On va distinguer deux cas : celui où il perçoit une rémunération et celui où il ne perçoit pas de rémunération.

S'il perçoit une rémunération, il aura le statut de salarié assimilé et sera affilié, comme les autres salariés de la société, au Régime général de Sécurité sociale. Dans le second cas, il aura le statut de travailleur non salarié (TNS) et sera affilié au Régime social des indépendants (RSI), jusqu'à fin 2017 date où il sera vraisemblablement fusionné avec le Régime général. En revanche, si l’associé n’exerce aucune activité rémunérée dans la société, il n’est associé à aucun régime social. Dans les cas où le mandataire est également un associé, pour connaître le régime social, il faut prendre en compte le fait qu’il soit associé majoritaire, égalitaire ou minoritaire ; et également le fait qu’il soit membre du collège de gérance. Si le mandataire est un associé majoritaire, il est affilié au RSI, de même que lorsqu’il est membre du collège de gérance majoritaire. Le mandataire associé minoritaire ou égalitaire qui est rémunéré est affilié quant à lui au Régime général.

 

Mandataire social et associé : Les relations et responsabilités

 

Parmi les différents droits dont bénéficie l’associé suite à son apport au capital, on distingue le droit à l’information. En vertu de ce droit, le mandataire social est tenu d’informer l’associé au fur et à mesure que la gestion se fait.
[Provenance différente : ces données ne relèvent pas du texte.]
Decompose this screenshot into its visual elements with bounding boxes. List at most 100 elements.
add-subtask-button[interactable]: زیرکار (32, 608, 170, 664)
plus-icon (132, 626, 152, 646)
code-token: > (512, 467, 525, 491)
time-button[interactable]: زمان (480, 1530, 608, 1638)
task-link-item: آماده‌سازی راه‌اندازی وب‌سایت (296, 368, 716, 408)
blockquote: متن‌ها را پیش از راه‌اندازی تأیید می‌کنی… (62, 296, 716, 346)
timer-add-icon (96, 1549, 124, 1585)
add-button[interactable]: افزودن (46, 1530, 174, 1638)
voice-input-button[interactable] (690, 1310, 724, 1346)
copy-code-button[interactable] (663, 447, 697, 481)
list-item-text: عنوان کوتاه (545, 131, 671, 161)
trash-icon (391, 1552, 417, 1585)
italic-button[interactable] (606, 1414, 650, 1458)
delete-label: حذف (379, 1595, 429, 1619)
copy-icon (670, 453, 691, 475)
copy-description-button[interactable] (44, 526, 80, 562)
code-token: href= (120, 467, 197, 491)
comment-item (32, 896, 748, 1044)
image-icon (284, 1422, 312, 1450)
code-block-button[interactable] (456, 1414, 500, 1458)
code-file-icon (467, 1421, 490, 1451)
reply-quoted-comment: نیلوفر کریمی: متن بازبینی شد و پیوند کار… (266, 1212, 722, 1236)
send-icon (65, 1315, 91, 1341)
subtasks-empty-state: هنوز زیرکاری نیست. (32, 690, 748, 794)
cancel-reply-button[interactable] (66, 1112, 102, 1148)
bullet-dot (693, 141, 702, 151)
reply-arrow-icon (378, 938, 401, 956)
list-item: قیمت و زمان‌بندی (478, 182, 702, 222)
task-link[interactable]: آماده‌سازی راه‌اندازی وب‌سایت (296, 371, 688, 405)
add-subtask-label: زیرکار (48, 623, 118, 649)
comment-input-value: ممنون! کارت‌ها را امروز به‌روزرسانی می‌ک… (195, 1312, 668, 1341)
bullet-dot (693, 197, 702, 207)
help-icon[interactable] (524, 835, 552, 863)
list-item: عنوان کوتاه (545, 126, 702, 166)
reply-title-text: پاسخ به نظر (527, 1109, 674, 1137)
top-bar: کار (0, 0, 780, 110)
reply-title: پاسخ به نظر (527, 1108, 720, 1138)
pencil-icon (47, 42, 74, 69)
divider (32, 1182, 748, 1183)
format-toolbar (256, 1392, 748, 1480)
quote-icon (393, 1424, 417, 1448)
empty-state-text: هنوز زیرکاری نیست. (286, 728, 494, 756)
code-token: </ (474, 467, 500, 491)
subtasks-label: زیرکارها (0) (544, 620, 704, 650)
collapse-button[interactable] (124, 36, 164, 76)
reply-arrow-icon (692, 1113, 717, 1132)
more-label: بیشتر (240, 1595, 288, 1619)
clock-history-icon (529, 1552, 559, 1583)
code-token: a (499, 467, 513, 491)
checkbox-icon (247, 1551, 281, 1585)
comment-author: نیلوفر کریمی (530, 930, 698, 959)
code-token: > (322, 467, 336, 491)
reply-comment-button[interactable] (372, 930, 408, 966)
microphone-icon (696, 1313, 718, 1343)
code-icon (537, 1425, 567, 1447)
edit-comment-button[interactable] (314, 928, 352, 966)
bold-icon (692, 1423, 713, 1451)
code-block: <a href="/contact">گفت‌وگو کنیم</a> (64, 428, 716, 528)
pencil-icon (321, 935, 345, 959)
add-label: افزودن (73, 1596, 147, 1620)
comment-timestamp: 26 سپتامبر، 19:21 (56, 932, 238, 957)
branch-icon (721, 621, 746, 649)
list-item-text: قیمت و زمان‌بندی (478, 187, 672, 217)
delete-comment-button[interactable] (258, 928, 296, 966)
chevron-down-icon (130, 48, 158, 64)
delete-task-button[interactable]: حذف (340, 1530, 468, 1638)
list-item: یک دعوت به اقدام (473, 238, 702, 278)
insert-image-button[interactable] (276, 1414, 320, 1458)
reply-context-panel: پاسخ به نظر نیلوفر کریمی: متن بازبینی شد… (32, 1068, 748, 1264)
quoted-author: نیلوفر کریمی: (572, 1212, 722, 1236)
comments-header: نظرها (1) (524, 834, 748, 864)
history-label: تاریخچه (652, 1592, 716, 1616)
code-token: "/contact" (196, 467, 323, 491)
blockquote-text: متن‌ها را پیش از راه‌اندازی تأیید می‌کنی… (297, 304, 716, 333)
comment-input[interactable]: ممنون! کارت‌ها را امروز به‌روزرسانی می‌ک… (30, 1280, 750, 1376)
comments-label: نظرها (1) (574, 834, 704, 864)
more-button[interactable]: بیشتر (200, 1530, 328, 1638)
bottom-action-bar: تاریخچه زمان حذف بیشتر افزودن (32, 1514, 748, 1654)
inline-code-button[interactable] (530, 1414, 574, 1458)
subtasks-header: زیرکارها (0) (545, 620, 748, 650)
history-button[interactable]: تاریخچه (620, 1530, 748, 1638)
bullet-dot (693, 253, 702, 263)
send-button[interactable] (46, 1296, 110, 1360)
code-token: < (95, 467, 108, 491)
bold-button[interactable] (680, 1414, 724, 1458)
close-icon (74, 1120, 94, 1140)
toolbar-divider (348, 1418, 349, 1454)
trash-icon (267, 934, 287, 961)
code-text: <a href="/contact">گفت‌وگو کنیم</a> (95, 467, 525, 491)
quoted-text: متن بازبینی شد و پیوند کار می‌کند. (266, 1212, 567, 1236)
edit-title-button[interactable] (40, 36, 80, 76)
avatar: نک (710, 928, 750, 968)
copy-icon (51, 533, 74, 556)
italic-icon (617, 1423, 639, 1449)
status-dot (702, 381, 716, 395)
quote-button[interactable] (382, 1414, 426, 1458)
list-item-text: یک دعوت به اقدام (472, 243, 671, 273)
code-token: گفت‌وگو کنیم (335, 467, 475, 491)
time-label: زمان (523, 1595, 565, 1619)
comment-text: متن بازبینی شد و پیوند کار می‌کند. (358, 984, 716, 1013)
Il s’agit d’un droit permanent et ponctuel. Droit permanent parce que l’associé doit être informé chaque année avant les assemblées générales et droit ponctuel parce que le mandataire est tenue de l’informer à tout instant, sur une simple demande.

Ce droit à l'information est lié au droit de vote qui permet à l'associé, lors des des assemblées auxquelles il participe ou se fait représenter, de voter pour valider ou pas des décisions relatives à la politique que décident et mettent en oeuvre les mandataires.

En ce qui concerne la responsabilité des deux acteurs, celle de l’associé est généralement limitée à hauteur des parts qu’il détient. En revanche, le mandataire social peut engager sa responsabilité civile (cas où il commet un acte qui cause préjudice à autrui) comme il peut engager sa responsabilité pénale (quand il commet une fraude par exemple). Pour conclure nous pouvons retenir que le mandataire et l’associé d’une société ont des rôles qui se complètent. L’un est tenu d’apporter le financement pendant que l’autre doit se charger de la gestion, qui sera approuvée ou pas par le premier. Compte-tenu de leur rôle, leurs responsabilités diffèrent. Par ailleurs, en fonction de leur statut social, ils sont affiliés à différents régimes sociaux.